Many people who suffer from diabetes wonder if they qualify for Social Security Disability Income (SSDI) benefits.
As with any physical impairment that would qualify a person for SSDI, the criteria focus on how a person is limited in terms of his or her ability to function, or in other words, to work.
The Social Security Administration (SSA) has made an allowance for diabetes sufferers to qualify for SSDI benefits if the applicant can establish that he or she has one of the following conditions related to a diagnosis of diabetes: - Evidence of Neuropathy that must be demonstrated by "significant and persistent disorganization of motor function in two extremities" and must result in a "sustained disturbance of gross and dexterous movements, or gait and station"; or - Acidosis (a blood condition that can cause death or coma) that occurs, on average, no less than once every two months. This condition must be documented by a medical professional; or - Diabetic retinopathy that causes a debilitating loss of sight in one of two eyes. The vision loss must occur in the better of the two eyes.

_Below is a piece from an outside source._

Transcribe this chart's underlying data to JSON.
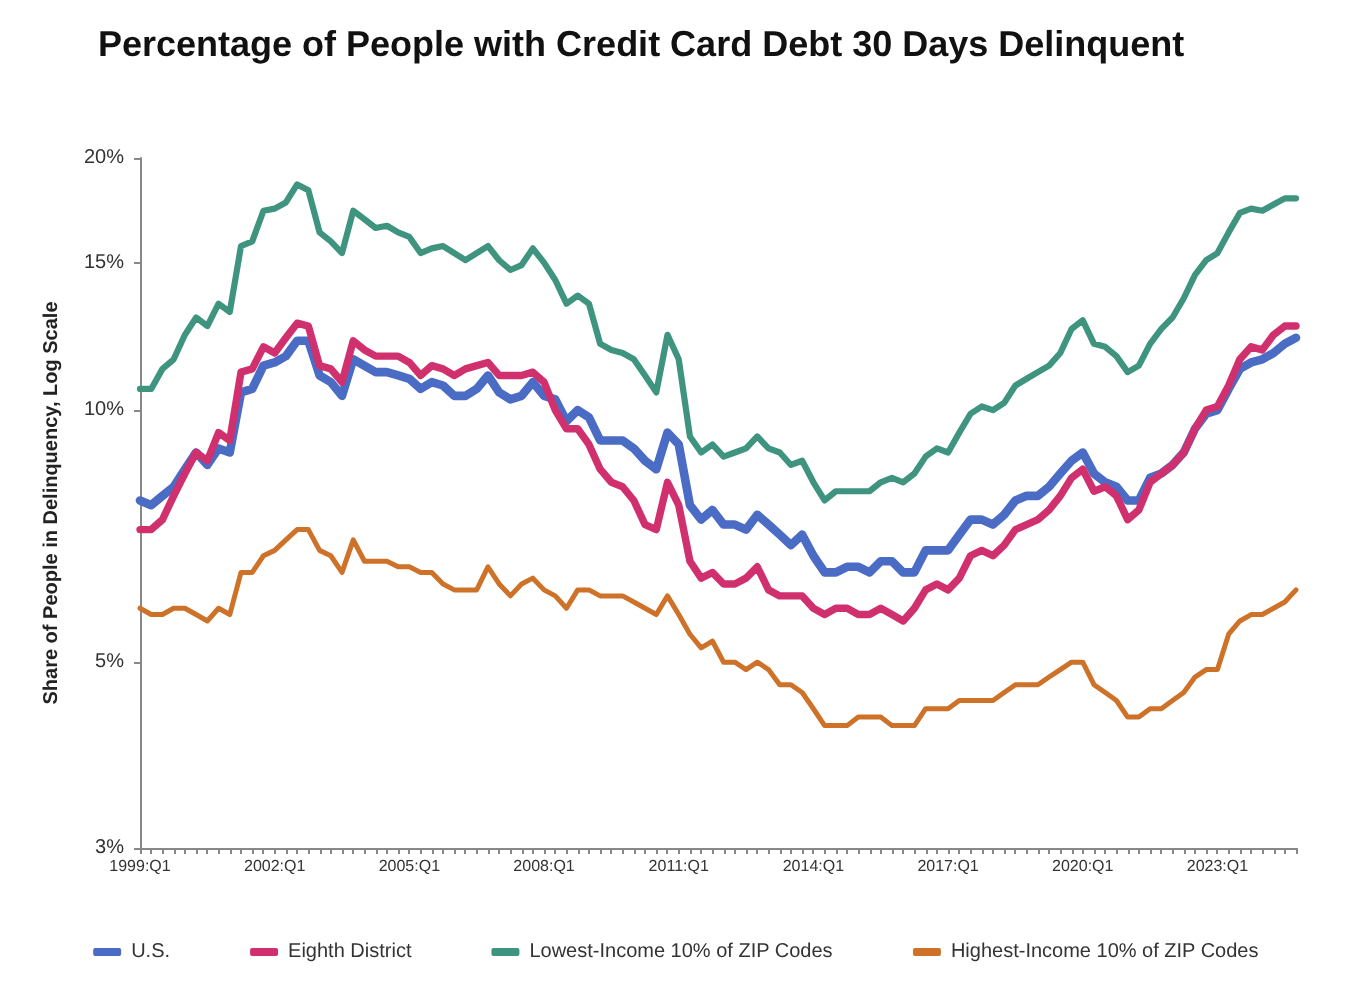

Even if a diabetes sufferer doesn't qualify under this listing by the SSA, a person can still apply based on the inability to work. Generally, to qualify with the SSA for SSDI benefits, people must be able to document that they have not been able to work not only in their current job, but cannot work in any other job at approximately the same skill level. Receiving SSDI benefits is also based on past work history, and depends in part on what an applicant has already put in to the system.
Persistence and promptness are always helpful when applying for benefits. Nonetheless, the application process is often time consuming and can be complex, so it may be in your best interests to obtain professional assistance to help guide you through this process. If you feel you may be eligible for SSDI benefits, consult with an attorney knowledgeable in social security disability insurance to learn about what kinds of benefits are available to you.